U.S.C.I.S. Proposes the International Entrepreneur Rule

imm_2I originally wrote about this last Fall, but given the current events in Washington, the general chaotic environment that my colleagues and I are practicing in, and the great concern that clients are showing about their future prospects of remaining in the United States (whether they are here lawfully or not), I thought it appropriate to provide a positive update for the alien entrepreneurs out there.

On January 17, 2017, the Department of Homeland Security (“DHS”) published a final rule to improve the ability of certain alien start-up founders to begin growing their companies within the United States and help improve our nation’s economy through increased capital spending, innovation and job creation.

Under the new rule, effective July 17, 2017, DHS may use its “parole” authority to grant a foreign national a period of authorized stay (that is, temporary permission to be in the United States), on a case-by-case basis, to those alien entrepreneurs who demonstrate that their stay in the United States would provide a significant public benefit through the potential for rapid business growth and job creation. Those who are eligible may be granted a stay in the United States for up to 30 months, with the possibility to extend the period for an additional 30 months if they meet certain criteria, and in the discretion of DHS.

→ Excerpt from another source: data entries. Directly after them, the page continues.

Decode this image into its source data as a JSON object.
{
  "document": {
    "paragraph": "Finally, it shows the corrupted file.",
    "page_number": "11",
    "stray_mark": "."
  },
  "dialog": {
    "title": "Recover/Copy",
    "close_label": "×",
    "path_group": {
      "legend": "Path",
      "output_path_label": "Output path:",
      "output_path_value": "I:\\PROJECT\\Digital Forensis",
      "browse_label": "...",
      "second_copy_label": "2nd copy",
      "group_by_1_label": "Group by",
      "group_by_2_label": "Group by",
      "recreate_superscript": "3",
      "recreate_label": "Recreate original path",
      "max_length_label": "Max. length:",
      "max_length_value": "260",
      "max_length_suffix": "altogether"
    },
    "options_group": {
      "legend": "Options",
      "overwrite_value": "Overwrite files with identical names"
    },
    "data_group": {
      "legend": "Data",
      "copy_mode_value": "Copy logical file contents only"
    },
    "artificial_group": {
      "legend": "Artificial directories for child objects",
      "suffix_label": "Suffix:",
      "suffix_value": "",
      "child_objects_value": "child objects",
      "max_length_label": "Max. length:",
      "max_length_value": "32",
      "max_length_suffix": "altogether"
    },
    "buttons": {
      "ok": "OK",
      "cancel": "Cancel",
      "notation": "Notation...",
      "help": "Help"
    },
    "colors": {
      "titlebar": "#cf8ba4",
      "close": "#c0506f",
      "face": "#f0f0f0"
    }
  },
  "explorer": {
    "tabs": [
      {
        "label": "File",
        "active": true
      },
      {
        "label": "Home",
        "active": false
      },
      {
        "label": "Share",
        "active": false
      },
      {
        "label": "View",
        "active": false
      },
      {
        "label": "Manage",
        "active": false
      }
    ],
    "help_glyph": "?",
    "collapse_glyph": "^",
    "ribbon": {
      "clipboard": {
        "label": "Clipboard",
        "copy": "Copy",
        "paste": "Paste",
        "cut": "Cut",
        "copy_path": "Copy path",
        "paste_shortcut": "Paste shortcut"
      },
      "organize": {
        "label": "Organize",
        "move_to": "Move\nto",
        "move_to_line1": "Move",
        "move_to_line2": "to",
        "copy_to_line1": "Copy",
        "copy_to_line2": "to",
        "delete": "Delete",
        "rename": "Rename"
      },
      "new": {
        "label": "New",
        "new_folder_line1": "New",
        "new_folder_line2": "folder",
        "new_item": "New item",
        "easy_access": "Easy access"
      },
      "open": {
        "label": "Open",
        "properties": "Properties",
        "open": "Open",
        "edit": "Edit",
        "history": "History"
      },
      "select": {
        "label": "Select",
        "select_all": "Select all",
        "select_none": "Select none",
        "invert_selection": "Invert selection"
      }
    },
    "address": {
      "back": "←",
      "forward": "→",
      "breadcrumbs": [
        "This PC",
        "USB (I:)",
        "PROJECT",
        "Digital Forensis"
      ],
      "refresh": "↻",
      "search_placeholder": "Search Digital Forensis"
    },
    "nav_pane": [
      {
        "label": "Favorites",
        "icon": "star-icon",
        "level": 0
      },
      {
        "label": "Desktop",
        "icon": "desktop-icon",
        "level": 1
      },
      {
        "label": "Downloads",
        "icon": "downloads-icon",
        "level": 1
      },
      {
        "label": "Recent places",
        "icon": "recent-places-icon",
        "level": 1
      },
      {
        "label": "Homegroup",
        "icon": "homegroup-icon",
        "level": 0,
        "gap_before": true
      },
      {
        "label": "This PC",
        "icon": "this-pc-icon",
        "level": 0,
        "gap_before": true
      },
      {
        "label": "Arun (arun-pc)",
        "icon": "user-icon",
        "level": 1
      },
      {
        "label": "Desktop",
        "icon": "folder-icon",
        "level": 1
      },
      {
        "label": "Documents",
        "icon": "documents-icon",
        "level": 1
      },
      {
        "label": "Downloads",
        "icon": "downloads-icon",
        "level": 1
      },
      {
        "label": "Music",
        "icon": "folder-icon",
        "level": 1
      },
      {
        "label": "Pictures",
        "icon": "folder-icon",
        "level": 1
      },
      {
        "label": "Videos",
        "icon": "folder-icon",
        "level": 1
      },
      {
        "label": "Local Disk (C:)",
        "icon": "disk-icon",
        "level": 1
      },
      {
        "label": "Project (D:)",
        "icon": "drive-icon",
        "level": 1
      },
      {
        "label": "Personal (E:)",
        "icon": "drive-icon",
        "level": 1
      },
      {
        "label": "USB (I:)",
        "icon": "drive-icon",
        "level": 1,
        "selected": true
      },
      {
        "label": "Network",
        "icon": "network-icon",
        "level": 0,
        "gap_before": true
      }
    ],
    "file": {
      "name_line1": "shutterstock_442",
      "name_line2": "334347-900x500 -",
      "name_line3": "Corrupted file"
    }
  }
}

Here are the specifics. An applicant for parole would need to demonstrate that he or she meets the following criteria.

1. First, that the applicant possesses a substantial ownership interest in a start-up entity created within the past five years in the United States that has substantial potential for rapid growth and job creation.

2. Second, that the applicant has a central and active role in the start-up entity such that the applicant is well-positioned to substantially assist with the growth and success of the business.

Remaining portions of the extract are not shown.